Pragmatic reasoning schemas

People do not use formal ‘syntactic’ rules for logical implication in these tasks.
Specific memory cueing.

A marked increase in correct performance when given the rationale for the rule.

Social contract theory

As a result of evolutionary pressures, people have a number of innate special purpose mechanisms to handle problems that have been critical to survival over many millennia.

Social contract theory: proposes that rules expressing payment of cost for privileges will be easily solved in 4 cards tasks as the correct choices would uncover cheating.
Humans have evolved so that they possess a ‘cheat detecting algorithm’ which will focus on possible cases of cheating.

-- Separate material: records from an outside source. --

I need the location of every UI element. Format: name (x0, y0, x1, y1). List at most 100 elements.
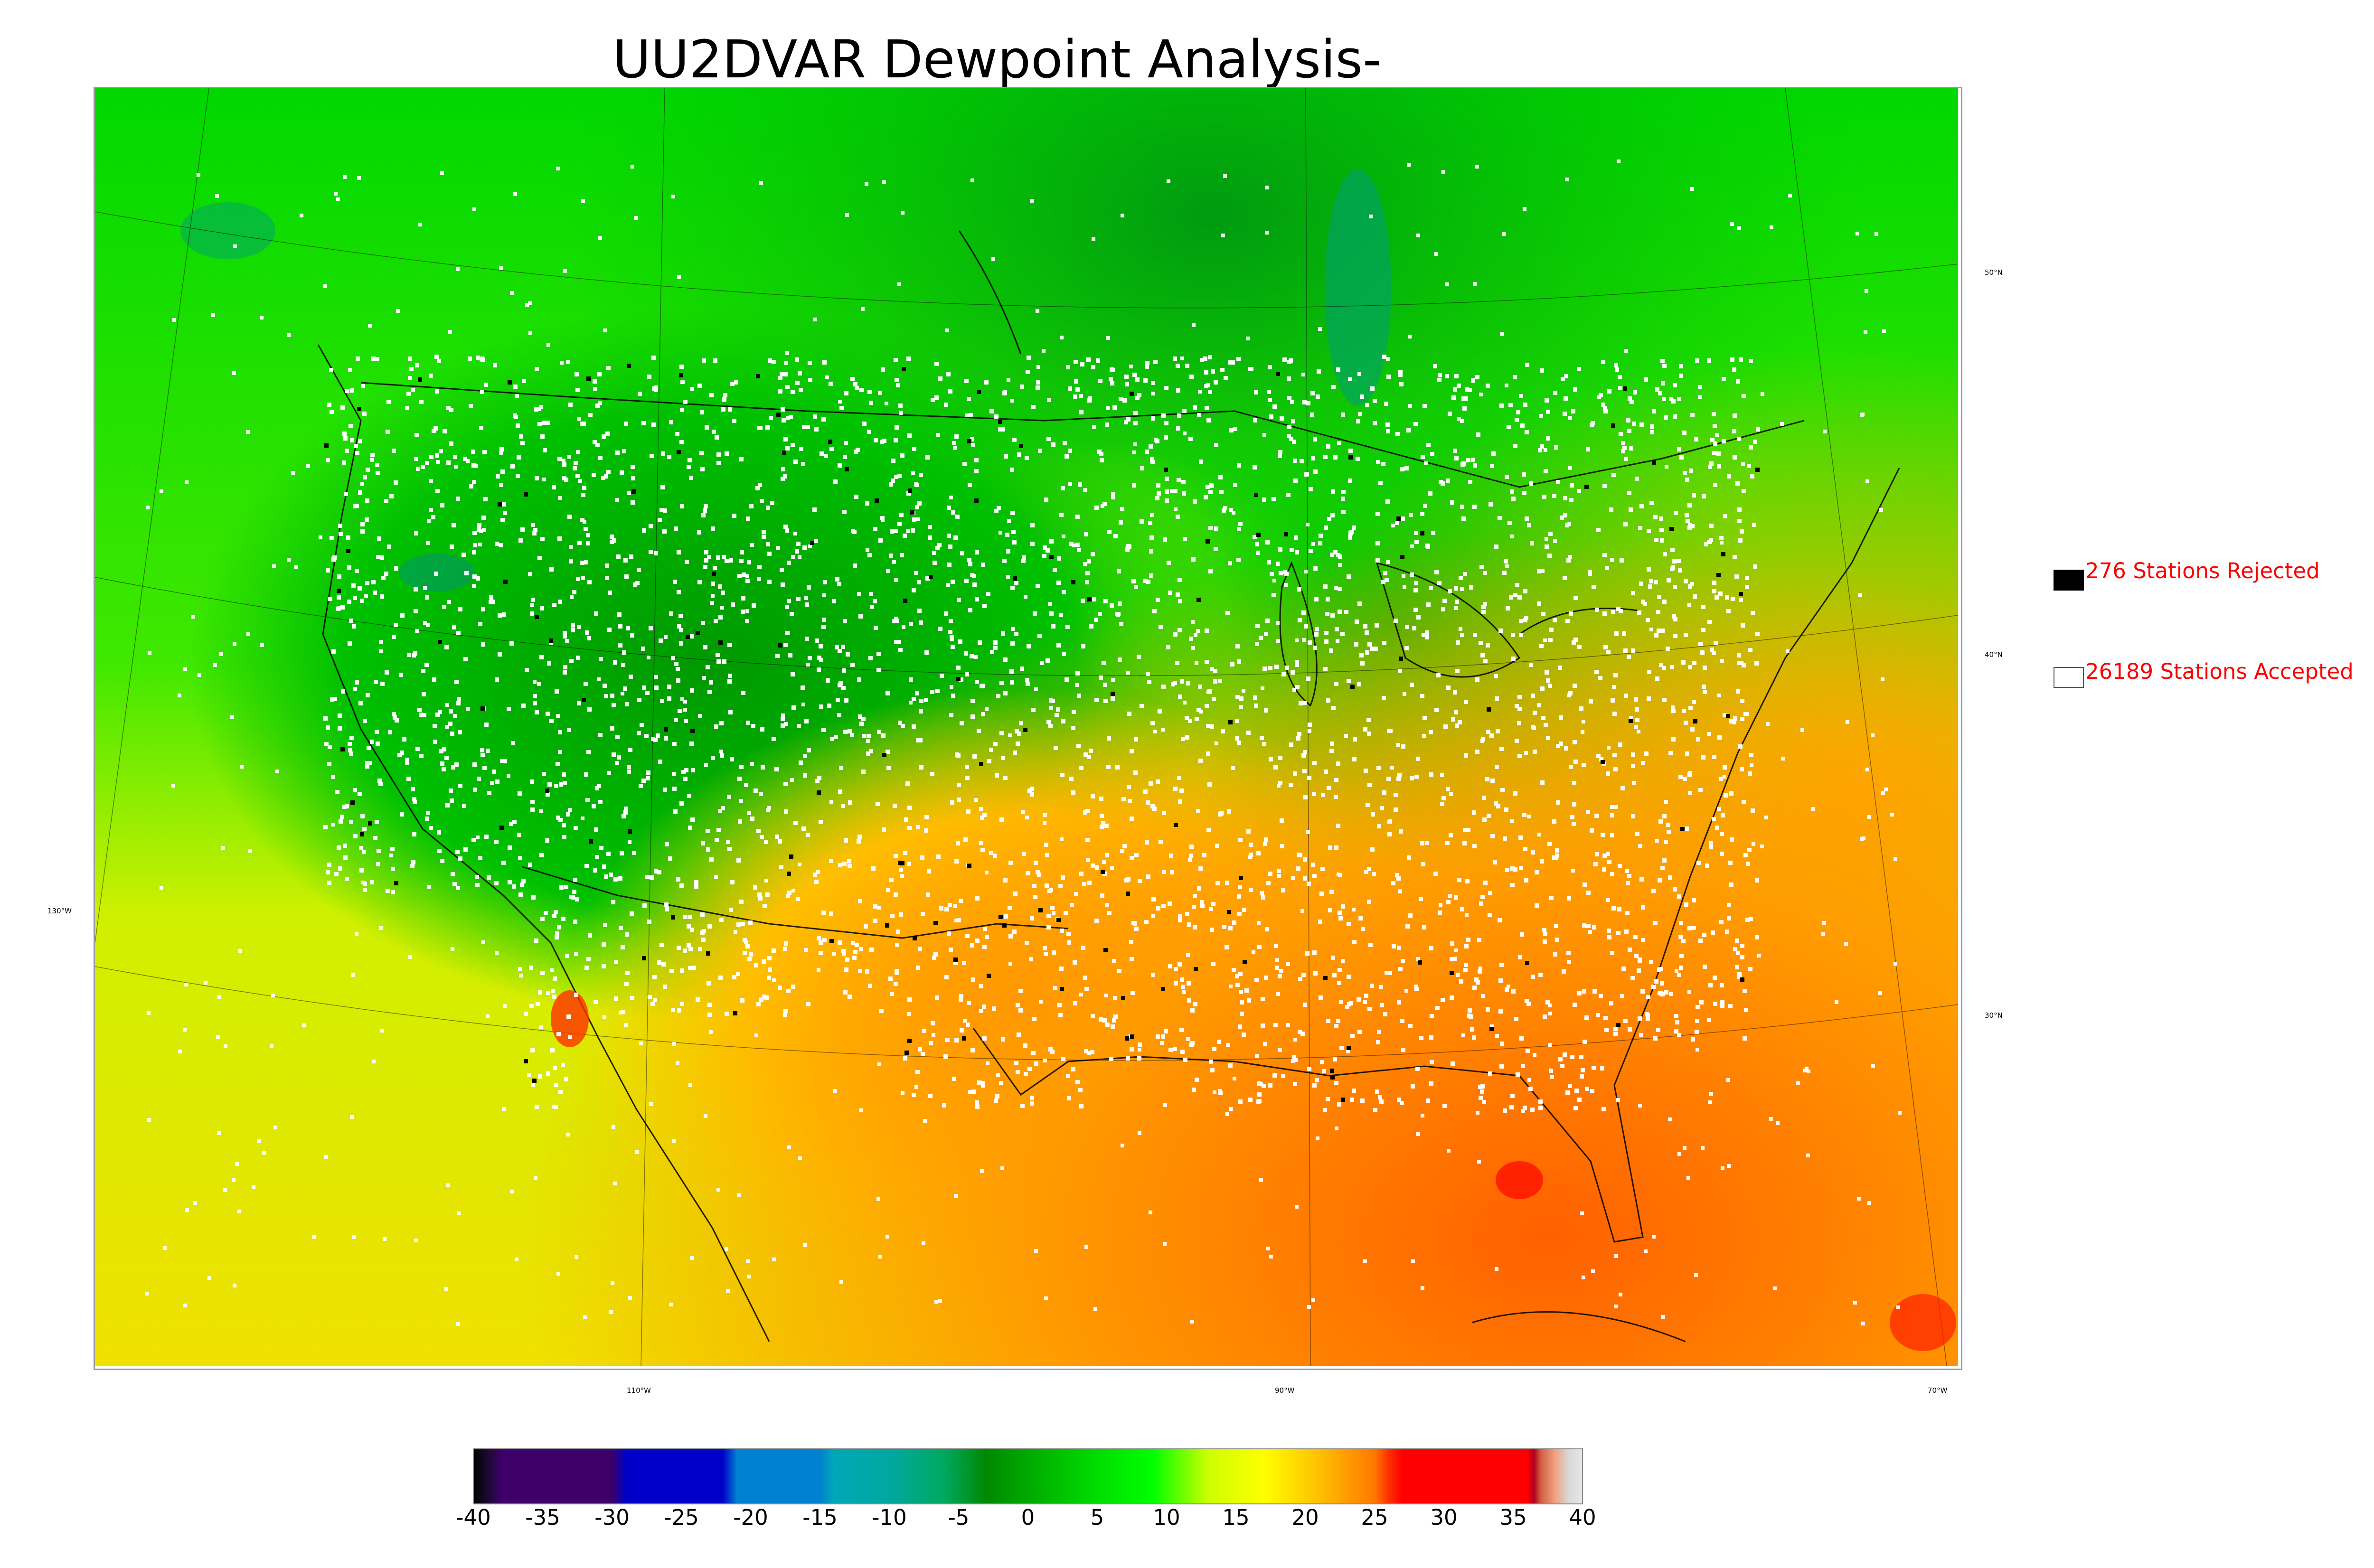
station-accepted (1370, 386, 1375, 391)
station-accepted (457, 697, 461, 701)
station-accepted (569, 545, 573, 549)
station-accepted (1131, 579, 1136, 583)
station-accepted (750, 543, 754, 547)
station-accepted (1083, 562, 1087, 566)
station-accepted (1572, 640, 1576, 645)
station-accepted (148, 651, 151, 655)
station-accepted (606, 470, 611, 474)
station-accepted (767, 956, 772, 960)
station-accepted (894, 475, 898, 479)
station-accepted (1043, 821, 1046, 825)
station-accepted (647, 375, 651, 379)
station-accepted (344, 492, 348, 496)
station-accepted (1490, 464, 1494, 468)
station-accepted (837, 713, 841, 717)
station-accepted (1603, 406, 1607, 411)
station-accepted (1407, 163, 1411, 167)
station-accepted (1186, 953, 1190, 957)
station-rejected (1256, 533, 1261, 537)
station-accepted (1499, 1064, 1504, 1069)
station-accepted (1017, 452, 1021, 457)
station-accepted (531, 523, 535, 527)
station-accepted (1696, 1048, 1699, 1052)
station-accepted (1307, 1305, 1311, 1309)
station-accepted (1147, 680, 1151, 684)
station-accepted (575, 474, 580, 478)
station-accepted (330, 410, 334, 414)
station-accepted (324, 1155, 328, 1159)
station-accepted (586, 750, 591, 754)
station-accepted (761, 765, 765, 770)
station-accepted (1347, 679, 1351, 683)
station-accepted (722, 397, 726, 402)
station-accepted (729, 558, 733, 563)
station-accepted (688, 966, 692, 970)
station-rejected (1194, 967, 1198, 971)
station-accepted (1638, 1104, 1642, 1108)
station-accepted (1686, 1176, 1690, 1180)
station-accepted (1009, 669, 1014, 674)
station-accepted (423, 621, 427, 625)
station-accepted (352, 624, 356, 629)
station-accepted (646, 776, 650, 780)
station-rejected (503, 580, 508, 584)
station-accepted (540, 434, 545, 439)
station-accepted (1087, 559, 1091, 563)
station-accepted (858, 899, 862, 903)
station-accepted (1567, 694, 1571, 697)
station-accepted (1709, 845, 1713, 849)
station-accepted (1164, 421, 1168, 425)
station-accepted (387, 545, 391, 549)
station-accepted (1066, 365, 1070, 369)
station-accepted (1100, 458, 1104, 462)
station-accepted (1328, 908, 1332, 912)
station-rejected (1087, 597, 1092, 601)
station-accepted (1042, 349, 1046, 353)
station-accepted (1573, 387, 1577, 392)
station-accepted (1573, 1003, 1577, 1007)
station-accepted (1615, 367, 1619, 372)
station-accepted (1382, 696, 1386, 700)
station-accepted (1101, 504, 1104, 508)
station-accepted (1235, 644, 1240, 648)
station-accepted (1745, 576, 1749, 580)
station-accepted (1337, 981, 1341, 985)
station-rejected (1418, 960, 1422, 965)
station-accepted (919, 473, 923, 477)
station-accepted (1631, 648, 1635, 653)
station-accepted (786, 894, 790, 898)
station-accepted (235, 1162, 239, 1166)
station-accepted (1187, 922, 1191, 927)
station-accepted (1698, 939, 1703, 943)
station-accepted (558, 600, 562, 604)
station-accepted (350, 438, 354, 442)
station-accepted (963, 837, 968, 842)
station-accepted (970, 1048, 975, 1052)
station-accepted (1607, 860, 1611, 864)
station-accepted (1450, 500, 1454, 505)
station-accepted (577, 541, 582, 545)
station-accepted (463, 657, 468, 661)
station-accepted (700, 467, 705, 471)
station-accepted (701, 841, 705, 845)
station-accepted (1094, 618, 1098, 622)
station-accepted (509, 822, 513, 826)
station-accepted (1726, 1078, 1730, 1082)
station-accepted (535, 1105, 539, 1109)
station-accepted (1486, 1007, 1490, 1012)
station-accepted (1301, 973, 1306, 977)
station-accepted (855, 386, 859, 390)
station-accepted (605, 432, 610, 436)
station-accepted (1205, 660, 1209, 664)
station-accepted (468, 357, 472, 361)
station-accepted (803, 1243, 807, 1247)
station-accepted (672, 1139, 676, 1143)
station-accepted (1542, 495, 1546, 499)
station-accepted (1510, 489, 1514, 494)
station-accepted (1189, 375, 1194, 379)
station-accepted (581, 576, 585, 580)
station-accepted (1713, 976, 1717, 980)
station-accepted (610, 726, 614, 731)
station-accepted (1409, 513, 1413, 517)
station-accepted (1498, 918, 1502, 922)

The only reliable facilitations of the four-cards task with thematic materials occur when the rule used is a social contract and is understood as such by the participants.

Deontic rules: rules regarding obligations and typically involve terms such as ‘should’, ‘must’,
Ought, may and so on.

Rules regarding what may or must be done.

The selection task as optimal data selection

If the proposed rule and the alternative null hypothesis are viewed as equally likely initially, and the probabilities of p’s and q’s are seen as fairly low, then the best choices on Bayes’s theorem to discriminate between the two hypotheses are the p card, the q card and then not-q card in that order.
The not-p card would yield no discriminating information.

The optimal data selection model argues that people will home in on rare events as being most informative and the predictions are based on that assumption.

Generating and testing hypotheses

Wason’s reversed 20 question task

A special task in which people generate over-restrictive hypotheses.

The overwhelming tendency is for people simply to generate series consistent with their particular hypotheses and to keep on doing so until they felt sufficiently confident to announce their own hypothesis as correct.

Simulated research environments

Naive people tend neither to consider alternative hypotheses nor to seek out potentially falsifying data.

Confirmation bias: in hypothesis testing, is a tendency to seek out and attend only to information consistent with the hypothesis while ignoring falsifying information.

If participants did obtain explicit falsifying information, they generally used this information to reject incorrect hypotheses.